Thursday, April 30, 2020

It's Like I Died

And I watched my mom grieve for me...

It's a weird feeling...

but it also means that I cannot kill myself.  I won't kill myself.
I can't live in the moment.

When I think about how ephermeral everythign is, I can't help but start crying, especially when I just realize it at that moment, that I'm thinking that that moment will never come back... being mindful isn't working... I can't enjoy the present... I just end up crying.
My first thirty years of life is living life as it is inspired by art...

I think my next thirty should be about how my art is immitated by living...

...so I guess it just neutralizes and if I kill myself nothing would matter anyway.

Wednesday, April 29, 2020

Wow, I actually did have friends looking back..

Maybe I just never felt that way because I never felt real when I spoke. 

I think I changed a bit after 2010 maybe.  Or around January 2016.
I made my mom cry yesterday.  She really doesn't want me to kill myself, even after she's gone.

Grr Glenn, grr says Cyrus.

Tuesday, April 28, 2020

I hate people way too quick...
So I had essentially unlimited McDonalds...

I have all the games I wanted pretty much...

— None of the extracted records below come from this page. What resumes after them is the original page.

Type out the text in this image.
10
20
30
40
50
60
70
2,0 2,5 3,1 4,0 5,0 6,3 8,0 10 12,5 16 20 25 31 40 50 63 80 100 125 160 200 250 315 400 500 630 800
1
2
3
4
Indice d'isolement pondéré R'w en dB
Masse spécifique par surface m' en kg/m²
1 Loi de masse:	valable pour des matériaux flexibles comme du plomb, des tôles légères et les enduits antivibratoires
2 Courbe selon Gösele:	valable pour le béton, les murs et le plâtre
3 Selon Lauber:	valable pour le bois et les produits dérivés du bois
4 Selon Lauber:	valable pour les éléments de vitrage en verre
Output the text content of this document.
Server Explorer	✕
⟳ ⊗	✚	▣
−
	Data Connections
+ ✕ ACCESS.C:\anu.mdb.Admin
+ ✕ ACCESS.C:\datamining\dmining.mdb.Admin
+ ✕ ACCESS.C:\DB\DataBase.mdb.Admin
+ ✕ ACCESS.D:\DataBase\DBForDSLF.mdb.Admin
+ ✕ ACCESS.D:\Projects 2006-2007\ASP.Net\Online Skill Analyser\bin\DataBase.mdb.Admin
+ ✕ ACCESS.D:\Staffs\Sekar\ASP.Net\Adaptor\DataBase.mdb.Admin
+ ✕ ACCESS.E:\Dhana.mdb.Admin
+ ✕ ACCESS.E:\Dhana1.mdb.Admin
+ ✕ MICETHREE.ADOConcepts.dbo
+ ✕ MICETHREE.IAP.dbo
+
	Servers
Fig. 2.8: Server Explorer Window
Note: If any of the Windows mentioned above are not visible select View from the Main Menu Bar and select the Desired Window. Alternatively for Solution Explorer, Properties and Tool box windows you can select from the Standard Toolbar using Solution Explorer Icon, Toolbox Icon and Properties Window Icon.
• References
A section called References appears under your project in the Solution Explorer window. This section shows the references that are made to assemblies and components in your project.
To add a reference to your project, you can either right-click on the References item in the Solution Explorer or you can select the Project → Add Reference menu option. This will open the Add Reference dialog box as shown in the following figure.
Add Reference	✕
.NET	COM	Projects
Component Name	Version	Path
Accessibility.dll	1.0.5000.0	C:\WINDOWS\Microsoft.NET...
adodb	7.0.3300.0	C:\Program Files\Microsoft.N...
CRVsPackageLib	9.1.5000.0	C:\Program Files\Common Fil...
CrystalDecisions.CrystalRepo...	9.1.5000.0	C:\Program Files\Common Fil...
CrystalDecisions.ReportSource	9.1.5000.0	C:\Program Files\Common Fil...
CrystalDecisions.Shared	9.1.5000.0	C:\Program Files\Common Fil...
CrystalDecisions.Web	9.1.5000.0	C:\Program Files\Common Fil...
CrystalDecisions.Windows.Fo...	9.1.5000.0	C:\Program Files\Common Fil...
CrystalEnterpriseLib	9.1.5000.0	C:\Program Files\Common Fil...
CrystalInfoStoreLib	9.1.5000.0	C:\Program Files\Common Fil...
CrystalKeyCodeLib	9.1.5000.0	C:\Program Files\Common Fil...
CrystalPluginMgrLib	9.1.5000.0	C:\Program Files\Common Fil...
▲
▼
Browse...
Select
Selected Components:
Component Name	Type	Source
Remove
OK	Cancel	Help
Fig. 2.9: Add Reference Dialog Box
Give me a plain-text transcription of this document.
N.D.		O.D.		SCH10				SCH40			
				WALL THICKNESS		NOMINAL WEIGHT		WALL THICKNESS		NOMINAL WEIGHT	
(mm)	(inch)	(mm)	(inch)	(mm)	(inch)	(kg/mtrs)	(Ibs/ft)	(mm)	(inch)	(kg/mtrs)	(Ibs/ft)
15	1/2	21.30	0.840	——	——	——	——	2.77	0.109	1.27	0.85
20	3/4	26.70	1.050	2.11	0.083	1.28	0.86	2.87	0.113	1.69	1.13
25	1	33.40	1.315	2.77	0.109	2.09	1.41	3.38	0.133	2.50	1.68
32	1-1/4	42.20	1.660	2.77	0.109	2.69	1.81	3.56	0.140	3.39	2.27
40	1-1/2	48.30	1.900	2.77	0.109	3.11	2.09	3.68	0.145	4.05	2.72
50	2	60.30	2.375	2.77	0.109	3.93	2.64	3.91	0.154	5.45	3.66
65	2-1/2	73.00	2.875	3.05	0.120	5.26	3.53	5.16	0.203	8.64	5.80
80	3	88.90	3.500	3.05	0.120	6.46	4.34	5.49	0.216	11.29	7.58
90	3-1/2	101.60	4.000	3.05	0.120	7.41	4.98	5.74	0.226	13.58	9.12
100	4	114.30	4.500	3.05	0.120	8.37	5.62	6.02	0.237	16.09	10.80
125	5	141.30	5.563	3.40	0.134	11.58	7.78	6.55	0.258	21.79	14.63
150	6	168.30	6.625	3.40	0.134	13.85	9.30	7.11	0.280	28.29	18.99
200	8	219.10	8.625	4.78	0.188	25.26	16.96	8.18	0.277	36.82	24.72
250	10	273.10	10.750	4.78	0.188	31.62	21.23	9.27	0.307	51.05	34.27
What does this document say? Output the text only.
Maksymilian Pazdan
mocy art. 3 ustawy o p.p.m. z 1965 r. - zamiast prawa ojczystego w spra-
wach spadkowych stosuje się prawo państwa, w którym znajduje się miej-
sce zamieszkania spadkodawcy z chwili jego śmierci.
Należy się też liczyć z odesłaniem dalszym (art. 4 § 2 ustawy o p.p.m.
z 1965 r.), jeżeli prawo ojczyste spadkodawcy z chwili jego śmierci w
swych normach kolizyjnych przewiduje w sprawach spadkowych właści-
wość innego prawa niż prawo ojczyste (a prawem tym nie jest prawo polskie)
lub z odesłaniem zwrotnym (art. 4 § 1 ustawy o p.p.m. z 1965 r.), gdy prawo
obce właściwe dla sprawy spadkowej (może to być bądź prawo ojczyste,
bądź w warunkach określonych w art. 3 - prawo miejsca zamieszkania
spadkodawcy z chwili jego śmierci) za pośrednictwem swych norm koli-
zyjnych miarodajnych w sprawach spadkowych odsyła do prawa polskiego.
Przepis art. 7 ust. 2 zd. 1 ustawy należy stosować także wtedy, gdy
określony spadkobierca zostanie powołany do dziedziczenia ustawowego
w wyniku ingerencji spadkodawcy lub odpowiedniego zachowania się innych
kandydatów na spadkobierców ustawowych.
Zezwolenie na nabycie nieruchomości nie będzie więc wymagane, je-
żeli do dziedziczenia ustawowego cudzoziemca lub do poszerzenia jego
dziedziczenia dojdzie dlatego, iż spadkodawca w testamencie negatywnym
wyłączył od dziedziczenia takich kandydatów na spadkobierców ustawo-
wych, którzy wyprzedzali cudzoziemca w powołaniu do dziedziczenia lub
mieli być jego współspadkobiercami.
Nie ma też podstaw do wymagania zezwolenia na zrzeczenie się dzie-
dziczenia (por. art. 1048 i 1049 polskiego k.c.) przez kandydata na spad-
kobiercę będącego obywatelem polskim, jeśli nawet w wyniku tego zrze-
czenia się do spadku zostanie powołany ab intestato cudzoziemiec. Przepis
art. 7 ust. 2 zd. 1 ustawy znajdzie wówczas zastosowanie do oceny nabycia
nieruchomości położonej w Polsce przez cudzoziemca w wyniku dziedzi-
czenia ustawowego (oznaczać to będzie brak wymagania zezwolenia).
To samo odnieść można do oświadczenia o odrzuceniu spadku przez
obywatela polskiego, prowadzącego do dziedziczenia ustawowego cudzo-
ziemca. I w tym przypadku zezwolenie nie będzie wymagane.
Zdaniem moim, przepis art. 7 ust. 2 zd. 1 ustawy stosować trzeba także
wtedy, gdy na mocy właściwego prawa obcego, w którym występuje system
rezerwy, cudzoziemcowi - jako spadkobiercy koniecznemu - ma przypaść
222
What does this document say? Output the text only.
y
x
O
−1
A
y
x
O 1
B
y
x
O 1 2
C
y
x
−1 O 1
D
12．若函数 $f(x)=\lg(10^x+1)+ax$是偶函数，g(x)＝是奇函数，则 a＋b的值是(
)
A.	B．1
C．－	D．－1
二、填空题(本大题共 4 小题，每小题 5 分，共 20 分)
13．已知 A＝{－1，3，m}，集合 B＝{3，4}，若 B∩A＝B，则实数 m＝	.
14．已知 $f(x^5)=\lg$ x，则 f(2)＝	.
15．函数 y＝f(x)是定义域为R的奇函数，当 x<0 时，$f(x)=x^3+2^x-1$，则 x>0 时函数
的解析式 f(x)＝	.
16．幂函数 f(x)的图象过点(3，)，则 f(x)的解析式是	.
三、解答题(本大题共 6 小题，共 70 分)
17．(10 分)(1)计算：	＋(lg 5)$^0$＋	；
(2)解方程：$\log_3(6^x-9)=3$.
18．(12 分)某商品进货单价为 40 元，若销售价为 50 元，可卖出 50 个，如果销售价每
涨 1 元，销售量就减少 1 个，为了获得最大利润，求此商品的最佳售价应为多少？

Had thought something was this thing but it's really not all that...

Yeah, too much in excess makes everything boring...

I lived a good life.

Saturday, April 25, 2020

I feel like I can never live in the moment, and that I always look forward to the times when I can look back at moments. So in that case, I probably wouldn't mind at all if I just get fake memories inplanted on me.  It's not like I look forward to the future anyways.